Locate normal contact force from hydroelastic pressure field to ensure equivalent force/torque.

[mitiguy]

For a single contact polygon, (with no friction and no penetration rate), it seems that the location of the single force (which replaces the force/torque on the contact polygon) is currently (in Drake) located at the centroid of the contact polygon. Although this seems reasonable for a uniform pressure distribution on the contact polygon, it is questionable if this is valid when the pressure distribution is not uniform, particularly when the pressure distribution varies greatly from one vertex to another (e.g., 0 pressure to very high pressure).

For example, consider a contact polygon which is a single rectangle whose vertices have a pressure distribution of 0 N/m², 0 N/m², 2.0E7 N/m², 2.0E7 N/m². Replacing this pressure distribution with a single force at the rectangle's centroid is questionable (it seems the correction location is 2/3 of the way towards the vertices having 2.0E7 N/m² pressure).
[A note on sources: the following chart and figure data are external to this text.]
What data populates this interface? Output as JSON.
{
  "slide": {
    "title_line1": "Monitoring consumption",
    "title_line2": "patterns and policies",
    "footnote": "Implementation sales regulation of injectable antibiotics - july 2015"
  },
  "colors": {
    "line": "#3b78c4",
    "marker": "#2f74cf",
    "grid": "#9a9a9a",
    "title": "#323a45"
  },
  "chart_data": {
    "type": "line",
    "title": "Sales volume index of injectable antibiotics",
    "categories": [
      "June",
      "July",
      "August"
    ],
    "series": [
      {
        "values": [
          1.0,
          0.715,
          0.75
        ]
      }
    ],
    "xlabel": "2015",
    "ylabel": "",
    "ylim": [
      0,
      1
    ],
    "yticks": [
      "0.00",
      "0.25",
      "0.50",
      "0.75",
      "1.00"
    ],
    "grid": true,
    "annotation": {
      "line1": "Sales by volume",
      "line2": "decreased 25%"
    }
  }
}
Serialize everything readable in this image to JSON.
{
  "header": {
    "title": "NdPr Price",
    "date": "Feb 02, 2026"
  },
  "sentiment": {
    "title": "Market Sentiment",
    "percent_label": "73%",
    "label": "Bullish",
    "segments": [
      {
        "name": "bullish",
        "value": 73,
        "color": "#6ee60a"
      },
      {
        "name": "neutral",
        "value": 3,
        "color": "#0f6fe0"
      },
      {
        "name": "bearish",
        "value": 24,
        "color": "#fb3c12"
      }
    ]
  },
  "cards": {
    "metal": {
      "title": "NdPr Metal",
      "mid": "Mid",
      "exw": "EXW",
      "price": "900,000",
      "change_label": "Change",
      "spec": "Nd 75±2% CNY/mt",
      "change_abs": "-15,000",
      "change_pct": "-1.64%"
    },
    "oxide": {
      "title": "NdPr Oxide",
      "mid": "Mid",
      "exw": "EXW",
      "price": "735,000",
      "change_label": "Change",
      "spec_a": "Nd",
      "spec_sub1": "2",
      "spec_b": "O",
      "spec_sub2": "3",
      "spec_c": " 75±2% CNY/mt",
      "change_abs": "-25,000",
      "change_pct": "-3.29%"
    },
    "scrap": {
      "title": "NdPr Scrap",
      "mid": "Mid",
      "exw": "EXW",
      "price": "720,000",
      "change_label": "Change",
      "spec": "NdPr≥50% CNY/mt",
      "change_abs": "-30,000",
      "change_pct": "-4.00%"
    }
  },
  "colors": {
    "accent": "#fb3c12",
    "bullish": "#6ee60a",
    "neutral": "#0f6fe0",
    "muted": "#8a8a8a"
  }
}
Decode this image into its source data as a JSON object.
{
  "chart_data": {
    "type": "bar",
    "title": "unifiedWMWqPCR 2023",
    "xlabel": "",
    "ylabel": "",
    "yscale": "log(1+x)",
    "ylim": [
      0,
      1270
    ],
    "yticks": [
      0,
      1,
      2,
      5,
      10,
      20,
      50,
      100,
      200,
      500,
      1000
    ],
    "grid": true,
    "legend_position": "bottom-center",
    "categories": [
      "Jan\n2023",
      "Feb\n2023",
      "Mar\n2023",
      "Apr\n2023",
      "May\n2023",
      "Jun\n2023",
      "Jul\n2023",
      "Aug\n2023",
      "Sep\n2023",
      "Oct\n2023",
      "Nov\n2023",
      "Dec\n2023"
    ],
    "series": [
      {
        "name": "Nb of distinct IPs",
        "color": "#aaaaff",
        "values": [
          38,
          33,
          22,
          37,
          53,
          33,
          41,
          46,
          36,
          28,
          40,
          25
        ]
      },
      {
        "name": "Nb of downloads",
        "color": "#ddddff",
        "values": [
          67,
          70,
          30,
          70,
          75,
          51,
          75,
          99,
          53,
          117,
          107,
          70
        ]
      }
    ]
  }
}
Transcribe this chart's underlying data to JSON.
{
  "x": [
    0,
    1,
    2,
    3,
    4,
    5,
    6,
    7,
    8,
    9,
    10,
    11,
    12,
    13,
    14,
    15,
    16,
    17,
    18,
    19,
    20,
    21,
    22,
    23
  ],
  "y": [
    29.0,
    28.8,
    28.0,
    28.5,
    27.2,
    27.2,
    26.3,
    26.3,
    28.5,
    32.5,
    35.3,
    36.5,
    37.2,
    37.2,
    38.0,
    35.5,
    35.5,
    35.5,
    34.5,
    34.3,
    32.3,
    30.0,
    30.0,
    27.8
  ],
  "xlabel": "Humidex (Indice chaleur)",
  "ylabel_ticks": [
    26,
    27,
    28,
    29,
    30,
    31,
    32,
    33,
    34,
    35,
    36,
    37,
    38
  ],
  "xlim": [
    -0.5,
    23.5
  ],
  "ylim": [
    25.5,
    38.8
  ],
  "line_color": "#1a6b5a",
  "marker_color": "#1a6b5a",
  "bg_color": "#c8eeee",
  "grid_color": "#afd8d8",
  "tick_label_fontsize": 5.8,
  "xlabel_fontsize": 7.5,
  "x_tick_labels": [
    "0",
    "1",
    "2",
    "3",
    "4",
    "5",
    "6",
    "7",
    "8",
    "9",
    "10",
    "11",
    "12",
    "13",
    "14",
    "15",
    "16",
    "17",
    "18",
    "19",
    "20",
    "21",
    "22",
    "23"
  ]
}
Related link: https://engineeringstatics.org/distributed-loads.html#Chapter_07-equivalent-location

[sherm1]

This suggests that we may be calculating contact moments incorrectly when there are just a few large polygons in a hydroelastic contact surface. @amcastro-tri, did we discuss this when we decided to use first-order quadrature? I don't remember it coming up. With a linear pressure field, we are getting the total force on the polygon right, but then we calculate moments assuming that that force is applied at the centroid which seems wrong given Paul's comment above.